In Mastering Structural Pattern Matching I walked you through the theory of Structural Pattern Matching, so now it’s time to apply that knowledge and build something practical.

Let’s say you need to process data from one system (a JSON-based REST API) into another (a CSV file for use in Excel). A common task. Extracting, Transforming, and Loading (ETL) data is one of the things Python does especially well, and with pattern matching you can simplify and organize your business logic in such a way that it remains maintainable and understandable.

Let’s get some test data. For this you’ll need the requests library.

>>> resp = requests.get('https://demo.inspiredpython.com/invoices/')
>>> assert resp.ok
>>> data = resp.json()
>>> data[0]
{'recipient': {'company': 'Trommler',
               'address': 'Annette-Döring-Allee 5\n01231 Grafenau',
               'country_code': 'DE'},
 'invoice_id': 15134,
 'currency': 'JPY',
 'amount': 945.57,
 'sku': 'PROPANE-ACCESSORIES'}

Objectives

The data – feel free to use the demo URL provided in the example above – is a list of invoices for our fictional company that sells propane (and propane accessories.)

As part of any serious ETL process, you must consider the quality of the data.

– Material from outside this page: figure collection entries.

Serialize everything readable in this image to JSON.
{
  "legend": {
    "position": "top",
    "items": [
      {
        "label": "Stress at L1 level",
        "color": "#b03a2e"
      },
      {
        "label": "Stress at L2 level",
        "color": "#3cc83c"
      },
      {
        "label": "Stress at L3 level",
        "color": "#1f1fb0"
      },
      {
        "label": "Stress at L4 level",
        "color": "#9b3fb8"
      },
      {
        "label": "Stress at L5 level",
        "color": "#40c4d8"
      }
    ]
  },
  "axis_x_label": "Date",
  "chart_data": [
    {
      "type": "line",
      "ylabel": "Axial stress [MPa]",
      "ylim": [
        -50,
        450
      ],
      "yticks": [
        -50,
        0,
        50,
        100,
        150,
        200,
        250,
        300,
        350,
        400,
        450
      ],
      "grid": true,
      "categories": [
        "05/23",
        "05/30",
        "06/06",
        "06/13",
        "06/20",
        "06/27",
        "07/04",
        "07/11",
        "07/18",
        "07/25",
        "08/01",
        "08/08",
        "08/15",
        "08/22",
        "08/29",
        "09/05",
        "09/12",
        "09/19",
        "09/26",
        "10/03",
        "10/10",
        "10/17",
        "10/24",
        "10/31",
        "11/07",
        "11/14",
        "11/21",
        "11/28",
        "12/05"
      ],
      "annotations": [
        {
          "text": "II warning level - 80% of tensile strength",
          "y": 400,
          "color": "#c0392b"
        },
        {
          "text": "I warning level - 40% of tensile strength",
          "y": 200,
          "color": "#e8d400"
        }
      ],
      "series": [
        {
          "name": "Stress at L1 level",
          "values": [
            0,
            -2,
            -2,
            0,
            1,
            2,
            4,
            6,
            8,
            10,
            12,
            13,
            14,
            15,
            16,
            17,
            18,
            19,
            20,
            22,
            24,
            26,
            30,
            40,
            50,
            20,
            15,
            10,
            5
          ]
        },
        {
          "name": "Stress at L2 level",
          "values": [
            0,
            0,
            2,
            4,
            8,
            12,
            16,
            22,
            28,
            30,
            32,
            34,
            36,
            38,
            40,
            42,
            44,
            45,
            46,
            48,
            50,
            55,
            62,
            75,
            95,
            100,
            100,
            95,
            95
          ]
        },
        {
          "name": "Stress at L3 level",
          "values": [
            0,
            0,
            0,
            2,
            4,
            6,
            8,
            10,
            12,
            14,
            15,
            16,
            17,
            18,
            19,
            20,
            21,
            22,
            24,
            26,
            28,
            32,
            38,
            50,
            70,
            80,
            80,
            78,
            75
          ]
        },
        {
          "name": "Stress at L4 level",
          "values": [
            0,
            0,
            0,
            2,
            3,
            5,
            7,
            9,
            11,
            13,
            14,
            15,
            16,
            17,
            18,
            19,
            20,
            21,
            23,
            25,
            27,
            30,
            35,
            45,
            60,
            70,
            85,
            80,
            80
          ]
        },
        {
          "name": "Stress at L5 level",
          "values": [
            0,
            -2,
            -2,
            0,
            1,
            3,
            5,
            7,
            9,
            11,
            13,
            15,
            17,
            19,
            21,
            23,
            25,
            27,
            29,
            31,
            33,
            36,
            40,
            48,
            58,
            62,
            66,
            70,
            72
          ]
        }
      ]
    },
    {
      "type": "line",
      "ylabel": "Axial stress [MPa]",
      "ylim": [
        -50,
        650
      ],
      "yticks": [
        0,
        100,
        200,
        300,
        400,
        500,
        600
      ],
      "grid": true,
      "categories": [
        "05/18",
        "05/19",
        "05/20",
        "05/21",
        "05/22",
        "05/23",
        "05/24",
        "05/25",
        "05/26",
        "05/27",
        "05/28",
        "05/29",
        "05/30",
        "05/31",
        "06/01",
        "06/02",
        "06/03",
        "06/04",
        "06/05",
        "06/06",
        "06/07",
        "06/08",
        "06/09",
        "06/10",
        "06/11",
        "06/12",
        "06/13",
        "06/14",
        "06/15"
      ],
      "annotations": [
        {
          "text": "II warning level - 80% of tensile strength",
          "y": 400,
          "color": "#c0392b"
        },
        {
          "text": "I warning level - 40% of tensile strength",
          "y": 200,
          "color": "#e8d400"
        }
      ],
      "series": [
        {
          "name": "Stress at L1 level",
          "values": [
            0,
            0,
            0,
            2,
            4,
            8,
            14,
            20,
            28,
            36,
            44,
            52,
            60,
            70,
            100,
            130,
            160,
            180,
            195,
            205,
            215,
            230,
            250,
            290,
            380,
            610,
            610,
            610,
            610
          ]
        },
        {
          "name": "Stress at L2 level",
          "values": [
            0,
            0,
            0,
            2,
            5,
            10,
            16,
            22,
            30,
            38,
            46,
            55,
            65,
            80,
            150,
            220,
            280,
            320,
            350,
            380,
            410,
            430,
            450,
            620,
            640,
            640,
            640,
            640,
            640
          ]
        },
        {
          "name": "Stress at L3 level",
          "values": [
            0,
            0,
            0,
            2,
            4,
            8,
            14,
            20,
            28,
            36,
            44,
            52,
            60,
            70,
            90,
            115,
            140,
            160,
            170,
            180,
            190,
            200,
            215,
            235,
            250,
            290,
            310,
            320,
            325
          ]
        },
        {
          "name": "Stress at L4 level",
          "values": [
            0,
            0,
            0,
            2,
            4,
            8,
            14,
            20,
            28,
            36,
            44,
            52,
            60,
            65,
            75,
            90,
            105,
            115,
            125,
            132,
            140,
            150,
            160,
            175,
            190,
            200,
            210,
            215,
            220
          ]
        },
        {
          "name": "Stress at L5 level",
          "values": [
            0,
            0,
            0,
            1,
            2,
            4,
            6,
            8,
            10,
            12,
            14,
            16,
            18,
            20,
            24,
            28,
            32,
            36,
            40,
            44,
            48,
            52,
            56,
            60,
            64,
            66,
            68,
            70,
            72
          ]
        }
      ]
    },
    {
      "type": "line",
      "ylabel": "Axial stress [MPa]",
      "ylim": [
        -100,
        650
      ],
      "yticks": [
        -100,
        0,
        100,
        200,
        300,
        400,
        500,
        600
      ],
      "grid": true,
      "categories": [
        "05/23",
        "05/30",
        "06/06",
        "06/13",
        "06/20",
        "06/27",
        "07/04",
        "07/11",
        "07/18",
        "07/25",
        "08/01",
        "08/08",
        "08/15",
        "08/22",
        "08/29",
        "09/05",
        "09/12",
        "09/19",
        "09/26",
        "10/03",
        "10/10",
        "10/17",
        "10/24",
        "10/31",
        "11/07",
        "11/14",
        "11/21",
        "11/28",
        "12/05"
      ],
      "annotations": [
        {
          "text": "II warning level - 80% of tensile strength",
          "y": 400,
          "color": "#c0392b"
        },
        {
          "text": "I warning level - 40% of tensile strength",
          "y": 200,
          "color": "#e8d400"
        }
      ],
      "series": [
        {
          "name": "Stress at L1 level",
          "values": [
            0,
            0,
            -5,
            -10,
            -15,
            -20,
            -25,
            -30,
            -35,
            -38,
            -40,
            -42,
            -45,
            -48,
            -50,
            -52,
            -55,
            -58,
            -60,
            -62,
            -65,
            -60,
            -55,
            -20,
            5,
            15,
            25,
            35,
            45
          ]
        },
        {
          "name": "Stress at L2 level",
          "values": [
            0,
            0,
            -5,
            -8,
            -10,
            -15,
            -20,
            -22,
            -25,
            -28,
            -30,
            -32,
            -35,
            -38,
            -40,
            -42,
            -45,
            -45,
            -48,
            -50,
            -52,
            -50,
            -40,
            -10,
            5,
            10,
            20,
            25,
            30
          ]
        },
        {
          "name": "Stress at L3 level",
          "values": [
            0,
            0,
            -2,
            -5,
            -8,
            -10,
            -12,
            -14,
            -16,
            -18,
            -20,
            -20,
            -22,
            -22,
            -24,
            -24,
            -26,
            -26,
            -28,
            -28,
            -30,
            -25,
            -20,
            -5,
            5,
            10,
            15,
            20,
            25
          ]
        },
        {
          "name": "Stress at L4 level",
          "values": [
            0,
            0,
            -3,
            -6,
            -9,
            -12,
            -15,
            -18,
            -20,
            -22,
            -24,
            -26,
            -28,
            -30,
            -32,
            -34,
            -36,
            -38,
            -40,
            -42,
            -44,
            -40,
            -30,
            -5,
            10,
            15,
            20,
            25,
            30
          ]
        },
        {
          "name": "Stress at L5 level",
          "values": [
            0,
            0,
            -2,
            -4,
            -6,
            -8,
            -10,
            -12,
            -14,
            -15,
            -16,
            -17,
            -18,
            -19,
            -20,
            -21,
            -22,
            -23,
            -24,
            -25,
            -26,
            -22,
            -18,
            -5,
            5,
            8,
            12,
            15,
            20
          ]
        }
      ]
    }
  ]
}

For this, I want to flag entries that may require human intervention:

  1. Find mismatched payment currencies and country codes. For instance, the example above lists the payment currency as JPY but the country code’s German.

  2. Ensure the invoice IDs are unique and that they are all integers less than 50000.

  3. Map each invoice to a dedicated Invoice dataclass, and each invoice recipient to a Company dataclass.

Then,

  1. Write the quality-assured invoices to a CSV file.

  2. Everything that fails that test is flagged and put in different CSV for manual review.

An important note though.

In a real application there would be a validation layer that checks the input data for obvious data errors, like integers in a string field, or missing fields. For brevity I will won’t include that part, but you should use a package like marshmallow or pydantic to formalize the contract you (the consumer) have with the data producer(s) you interface with to catch (and act on) these mistakes.

But, for the sake of argument, let’s assume the input data meets these basic standards. But it is not the job of a library like marshmallow to validate that, say, there the country code and currency is correct.